When I got a bit older, I wanted to be my dad.
And I sort of wanted to be Tommy Bowman. He was a neighborhood kid who was cool before any of us knew what cool was.
Then Spiderman. He was cooler than Tommy Bowman.
As we grew up, adult relatives and teachers kept drilling the mantra into our developing grey matter, "You can be anything you want to be."
And they usually added suggestions: "A doctor. A lawyer. President of the United States."
I'm not sure if adults still use "President of the United States" as an aspirational goal. That might've ended with Nixon. Or some of the more recent chuckleheads to hold the position.
Anyway, it was kinda reassuring as I hit my teens. "You can be anything you want to be." There's comfort in knowing you have control over your future.
Granted, at the time, all I really wanted to do was find girls who would have sex with me, but it was nice to know that I could end up being anything I wanted to be.
It took me until my mid-twenties to figure out the second part of that phrase. The part the grown ups had never mentioned. The part that matters.

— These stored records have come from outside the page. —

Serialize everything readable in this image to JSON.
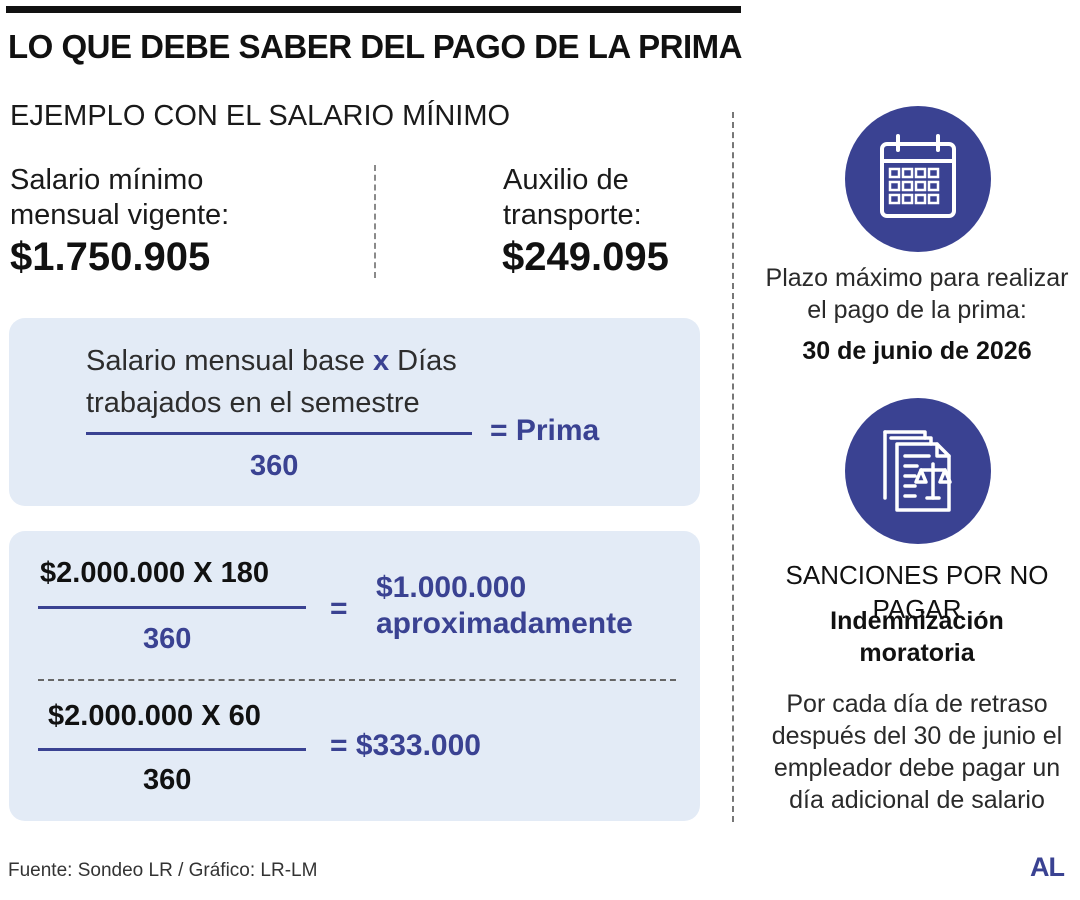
{
  "header": {
    "title": "LO QUE DEBE SABER DEL PAGO DE LA PRIMA",
    "subtitle": "EJEMPLO CON EL SALARIO MÍNIMO"
  },
  "amounts": {
    "salario": {
      "label_line1": "Salario mínimo",
      "label_line2": "mensual vigente:",
      "value": "$1.750.905"
    },
    "auxilio": {
      "label_line1": "Auxilio de",
      "label_line2": "transporte:",
      "value": "$249.095"
    }
  },
  "formula": {
    "numerator_line1_a": "Salario mensual base",
    "operator": "x",
    "numerator_line1_b": "Días",
    "numerator_line2": "trabajados en el semestre",
    "denominator": "360",
    "result": "= Prima"
  },
  "examples": [
    {
      "numerator": "$2.000.000 X 180",
      "denominator": "360",
      "equals": "=",
      "result_line1": "$1.000.000",
      "result_line2": "aproximadamente"
    },
    {
      "numerator": "$2.000.000 X 60",
      "denominator": "360",
      "result": "= $333.000"
    }
  ],
  "deadline": {
    "icon": "calendar-icon",
    "text_line1": "Plazo máximo para realizar",
    "text_line2": "el pago de la prima:",
    "date": "30 de junio de 2026"
  },
  "sanctions": {
    "icon": "legal-document-scale-icon",
    "heading": "SANCIONES POR NO PAGAR",
    "bold_line1": "Indemnización",
    "bold_line2": "moratoria",
    "desc_line1": "Por cada día de retraso",
    "desc_line2": "después del 30 de junio el",
    "desc_line3": "empleador debe pagar un",
    "desc_line4": "día adicional de salario"
  },
  "footer": {
    "source": "Fuente: Sondeo LR / Gráfico: LR-LM",
    "logo": "AL"
  },
  "colors": {
    "accent": "#3a4292",
    "box_bg": "#e3ebf6",
    "text": "#1a1a1a"
  }
}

The part I started telling my kids when they hit double-digits. 10-years-old.
Damned if I was gonna let it sneak up on them, like it did on their old man.
"You can be anything you want to be ... if you
are willing to commit to the level necessary to attain that goal."
Today is the opening day of the Summer Olympics.
There are lots of people who want to compete in the Olympic games.
Not everybody is willing to pay the price.